Go Watch This
A decisive watch picker that returns one title, not another list. Built to remove decision fatigue from streaming.
The problem with streaming is not the content. It is the choosing.
Every platform is a browsing surface that assumes you want to research your next watch. Catalogs, carousels, recommendations, more carousels. By the time you find something, you are too tired to enjoy it.
Go Watch This is built on a different premise: ask for only the necessary context, then return one clear answer.
You pick your country, your streaming services, whether you want a movie or series, and an optional genre. The app returns one title. If it is not right, you pick another — it will not repeat what it has already shown you. That is the whole interaction.
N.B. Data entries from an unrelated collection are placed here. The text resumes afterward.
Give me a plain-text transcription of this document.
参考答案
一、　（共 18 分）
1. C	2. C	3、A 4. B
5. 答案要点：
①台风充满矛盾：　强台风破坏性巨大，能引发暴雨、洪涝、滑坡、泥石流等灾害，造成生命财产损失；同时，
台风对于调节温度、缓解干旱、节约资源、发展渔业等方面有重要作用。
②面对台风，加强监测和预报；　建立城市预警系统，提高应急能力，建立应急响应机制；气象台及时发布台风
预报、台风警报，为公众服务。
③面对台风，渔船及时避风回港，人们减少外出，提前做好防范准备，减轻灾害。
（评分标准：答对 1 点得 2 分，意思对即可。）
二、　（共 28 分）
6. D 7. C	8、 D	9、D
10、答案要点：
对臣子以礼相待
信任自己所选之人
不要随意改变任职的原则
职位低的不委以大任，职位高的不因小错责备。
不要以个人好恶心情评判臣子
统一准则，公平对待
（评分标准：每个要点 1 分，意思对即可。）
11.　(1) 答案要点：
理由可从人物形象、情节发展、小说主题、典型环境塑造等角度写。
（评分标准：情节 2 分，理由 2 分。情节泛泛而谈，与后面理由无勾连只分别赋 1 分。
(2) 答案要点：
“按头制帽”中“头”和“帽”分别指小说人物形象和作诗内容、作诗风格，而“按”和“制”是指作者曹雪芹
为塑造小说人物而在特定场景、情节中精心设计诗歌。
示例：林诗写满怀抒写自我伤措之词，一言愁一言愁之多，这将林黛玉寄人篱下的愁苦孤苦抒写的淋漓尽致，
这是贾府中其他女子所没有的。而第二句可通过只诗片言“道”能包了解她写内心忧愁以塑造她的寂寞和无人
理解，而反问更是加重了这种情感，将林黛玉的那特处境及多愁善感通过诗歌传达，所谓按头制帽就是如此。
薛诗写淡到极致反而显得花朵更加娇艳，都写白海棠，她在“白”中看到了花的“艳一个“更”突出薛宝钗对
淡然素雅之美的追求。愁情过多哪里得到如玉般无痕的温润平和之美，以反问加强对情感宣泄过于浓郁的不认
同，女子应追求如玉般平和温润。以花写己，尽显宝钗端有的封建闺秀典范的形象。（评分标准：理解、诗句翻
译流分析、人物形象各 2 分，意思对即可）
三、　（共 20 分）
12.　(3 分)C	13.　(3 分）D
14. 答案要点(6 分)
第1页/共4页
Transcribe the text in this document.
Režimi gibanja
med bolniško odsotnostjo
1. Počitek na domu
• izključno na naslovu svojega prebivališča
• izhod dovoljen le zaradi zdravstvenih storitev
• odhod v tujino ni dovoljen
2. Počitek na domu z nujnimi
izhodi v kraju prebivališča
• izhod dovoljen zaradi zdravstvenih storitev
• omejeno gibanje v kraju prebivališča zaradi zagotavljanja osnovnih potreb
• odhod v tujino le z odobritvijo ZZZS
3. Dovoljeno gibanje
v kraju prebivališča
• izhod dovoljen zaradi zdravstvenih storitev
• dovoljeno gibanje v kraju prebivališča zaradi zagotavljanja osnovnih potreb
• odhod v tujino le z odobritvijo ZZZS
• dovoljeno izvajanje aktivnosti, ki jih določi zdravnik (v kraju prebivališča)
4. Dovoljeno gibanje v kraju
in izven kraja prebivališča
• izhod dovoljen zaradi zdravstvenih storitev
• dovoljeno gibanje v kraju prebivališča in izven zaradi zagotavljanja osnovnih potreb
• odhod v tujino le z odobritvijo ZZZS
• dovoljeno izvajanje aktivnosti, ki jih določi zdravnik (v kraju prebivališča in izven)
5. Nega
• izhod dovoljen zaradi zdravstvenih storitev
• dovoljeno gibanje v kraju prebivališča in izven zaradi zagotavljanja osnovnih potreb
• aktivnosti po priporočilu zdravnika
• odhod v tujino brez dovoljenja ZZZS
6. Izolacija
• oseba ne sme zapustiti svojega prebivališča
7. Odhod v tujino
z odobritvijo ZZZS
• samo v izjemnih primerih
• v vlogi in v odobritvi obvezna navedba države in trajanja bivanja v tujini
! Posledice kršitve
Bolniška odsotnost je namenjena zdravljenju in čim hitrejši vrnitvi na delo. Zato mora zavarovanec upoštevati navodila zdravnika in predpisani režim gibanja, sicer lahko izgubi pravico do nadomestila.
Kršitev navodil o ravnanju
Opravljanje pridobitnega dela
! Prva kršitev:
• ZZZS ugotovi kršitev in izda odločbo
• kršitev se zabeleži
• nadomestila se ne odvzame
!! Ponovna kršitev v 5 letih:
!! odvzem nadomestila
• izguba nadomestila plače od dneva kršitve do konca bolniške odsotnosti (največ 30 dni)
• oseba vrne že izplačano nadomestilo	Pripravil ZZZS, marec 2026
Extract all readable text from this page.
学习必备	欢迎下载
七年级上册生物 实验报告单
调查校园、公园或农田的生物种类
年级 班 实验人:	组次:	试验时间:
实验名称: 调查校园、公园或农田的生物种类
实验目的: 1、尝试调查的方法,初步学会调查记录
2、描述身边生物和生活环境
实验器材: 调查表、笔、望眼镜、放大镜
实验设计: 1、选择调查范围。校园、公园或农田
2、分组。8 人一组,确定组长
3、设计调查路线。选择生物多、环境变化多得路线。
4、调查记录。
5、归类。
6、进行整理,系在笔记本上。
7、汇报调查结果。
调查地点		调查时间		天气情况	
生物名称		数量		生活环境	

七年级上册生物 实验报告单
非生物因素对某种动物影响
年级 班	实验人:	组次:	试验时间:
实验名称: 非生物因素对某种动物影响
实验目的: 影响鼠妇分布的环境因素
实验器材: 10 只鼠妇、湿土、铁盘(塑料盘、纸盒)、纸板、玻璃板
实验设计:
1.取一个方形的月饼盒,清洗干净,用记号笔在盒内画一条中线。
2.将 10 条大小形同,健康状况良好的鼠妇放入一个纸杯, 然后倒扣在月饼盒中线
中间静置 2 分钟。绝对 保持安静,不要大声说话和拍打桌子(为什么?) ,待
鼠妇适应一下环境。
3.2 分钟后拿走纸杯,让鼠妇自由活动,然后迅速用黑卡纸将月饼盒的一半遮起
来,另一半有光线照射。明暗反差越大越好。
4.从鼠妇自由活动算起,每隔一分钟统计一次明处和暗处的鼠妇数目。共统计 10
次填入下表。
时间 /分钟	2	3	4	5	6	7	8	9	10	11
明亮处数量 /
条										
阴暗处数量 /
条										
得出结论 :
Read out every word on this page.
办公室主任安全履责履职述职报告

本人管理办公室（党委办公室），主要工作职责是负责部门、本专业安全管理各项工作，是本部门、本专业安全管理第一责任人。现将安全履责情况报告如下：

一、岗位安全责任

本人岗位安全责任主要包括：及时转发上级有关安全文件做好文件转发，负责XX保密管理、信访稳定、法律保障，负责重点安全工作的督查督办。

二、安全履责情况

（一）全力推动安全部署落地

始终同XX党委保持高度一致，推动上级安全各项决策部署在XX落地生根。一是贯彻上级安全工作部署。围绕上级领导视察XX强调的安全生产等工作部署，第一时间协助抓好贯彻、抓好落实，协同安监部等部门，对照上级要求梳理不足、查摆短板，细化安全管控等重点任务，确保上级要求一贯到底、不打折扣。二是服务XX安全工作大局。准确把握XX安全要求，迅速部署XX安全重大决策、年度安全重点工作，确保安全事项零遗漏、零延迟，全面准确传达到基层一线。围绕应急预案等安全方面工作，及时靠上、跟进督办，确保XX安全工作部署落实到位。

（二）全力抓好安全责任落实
The design principle that drove everything was: one answer beats another list.
Most recommendation tools are still browsing tools in disguise. They give you a ranked list, a grid of posters, a shortlist to scroll. That recreates the same decision fatigue the tool was meant to solve.
Go Watch This refuses the list. The answer is the answer. The next action is obvious from the first screen.
Under the hood, the app pulls live availability data from a streaming catalog API, so the recommendation is always something you can actually watch — not a title that left the platform six months ago. Picks are filtered by your exact streaming subscriptions, genre preferences, and media type.
OpenAI reranks the candidate pool when configured. The filtering and memory logic runs server-side so API keys never touch the browser.
The memory layer is small but meaningful. Titles you have watched, liked, or dismissed are remembered across sessions — likes boost similar genres, dislikes suppress the title and reduce adjacent categories. The app gets slightly better at reading your taste the more you use it.
This is also an experiment in building with AI in the loop from the start — not as a feature bolted on, but as part of the product’s core decision-making. The reranking step is one example: AI is not generating recommendations from scratch, it is selecting from a filtered, trusted pool. That keeps the result grounded and fast while still letting the model apply judgment about fit.
Built with Next.js, App Router, Streaming Availability API, Turso for persistence, and OpenAI for optional reranking.